Увлекавшая его теперь деятельность, во-первых, приносила доход, признание и, во-вторых, делала его человеком постоянно занятым и потому удовлетворенным собой. Ему казалось, что он нашел то, что, выйдя в отставку, долго и мучительно искал, не видя, к чему применить силы, и суетясь (как он сам однажды сказал об этом шурину). Он не замечал, что своей деятельностью напоминал Кирилла Старцева, которого еще недавно осуждал, находя, что тот занимался лишь переливанием из пустого в порожнее ('А ведь и у него было конкретное дело — школа!'), и чувствовал себя более при настоящем деле, чем Кирилл.

Однажды усвоив, от дочери и зятя, что в одежде всегда должна присутствовать изюминка, на которую бы обращали внимание, он стал придерживаться этого правила, и всякий раз, собираясь в гости к Наташе, тщательно подбирал галстук и рубашку к тону костюма. Но вскоре начал замечать, что главной изюминкой у него был протез, на который он надевал белую перчатку. Все считали, что ему на войне оторвало руку, и он выглядел не просто пострадавшим (за народ!), но почти героем.

XIV

Жизненные вопросы, все это время занимавшие Сергея Ивановича, были точно те же, какие занимали Наташу и ее мужа.

Станислав после публикации своей научной работы (в соавторстве, не принесшем, однако, желаемой известности ему) и после того, как зарубежные дела его были завершены, получил должность в одном из научно-исследовательских институтов и обосновался в Москве. Но должность эта не могла удовлетворить его.
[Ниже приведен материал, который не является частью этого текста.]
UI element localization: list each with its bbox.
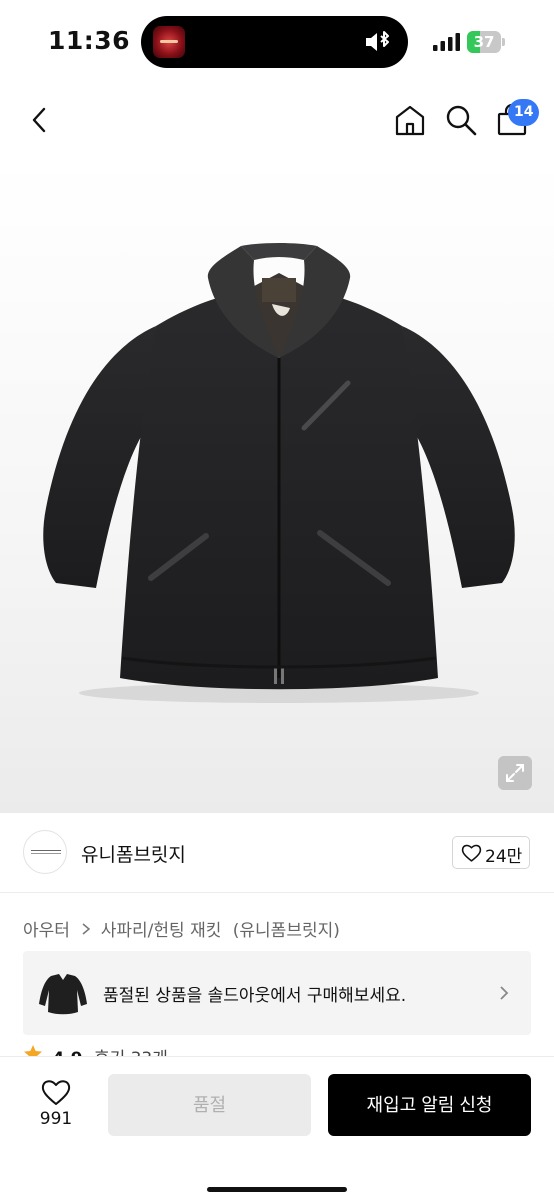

Еще в студенческие годы поставив целью главенствовать во всем, он не в силах был примириться с ролью ученого, выполняющего чужую волю; ему не к лицу было быть клерком или статистом, как он иронически стал называть себя, и так как в научном мире, он видел, было почти невозможно выдвинуться, и не потому, как он полагал, что у него не было способностей, но просто все места были прочно заняты до него, он начал искать иную возможность утвердить себя. 'Может быть, попробовать в литературе', — подумал он, к чему давно испытывал склонность. Не оставляя основной работы в институте, он написал несколько критических статей, которые были опубликованы. Потом опубликовал еще. Его заметили, о нем заговорили. Начитанность, особенно в области истории и философии, позволяла ему легко, с преимуществом перед менее начитанными переходить от одного, в литературных вопросах, предмета разговора к другому, что для геолога, в общемто, было неожиданным. В тонком заграничном белье, какое он только и мог носить, как он говорил об этом Наташе, в заграничных, которые теперь все более и более приберегал, костюмах, рубашках и галстуках, в каких появлялся перед гостями, и со словечками и фразами из английского или французского, какими щегольски Цересыпал свою речь, находя иностранным выражениям всегда то, в общем разговоре, место, где они более всего могли прозвучать, он уже одним этим внешним как бы являл собой пример изящества и вкуса. 'Такой человек не может не обладать способностью ценить и понимать прекрасное', — думали о нем.

'Да, кое-что успел повидать, знаю, так что не советую спорить со мной' — было постоянно словно оттиснуто на его холеном лице.

Он вырабатывал в себе не вкус к прекрасному, а вкус к той психологической игре воздействия (па людей, считавшихся его друзьями и выполнявших роль подручных при нем), которую, он чувствовал, был способен вести. Он, как азартный картежник, молча мечущий банк, чем яснее видел свой выигрыш, то есть чем большее удавалось ему произвести впечатление на коллег, тем сильнее испытывал желание продолжить игру и закрепить за собой право на первенство. 'Кто этот критик, откуда, из геологов?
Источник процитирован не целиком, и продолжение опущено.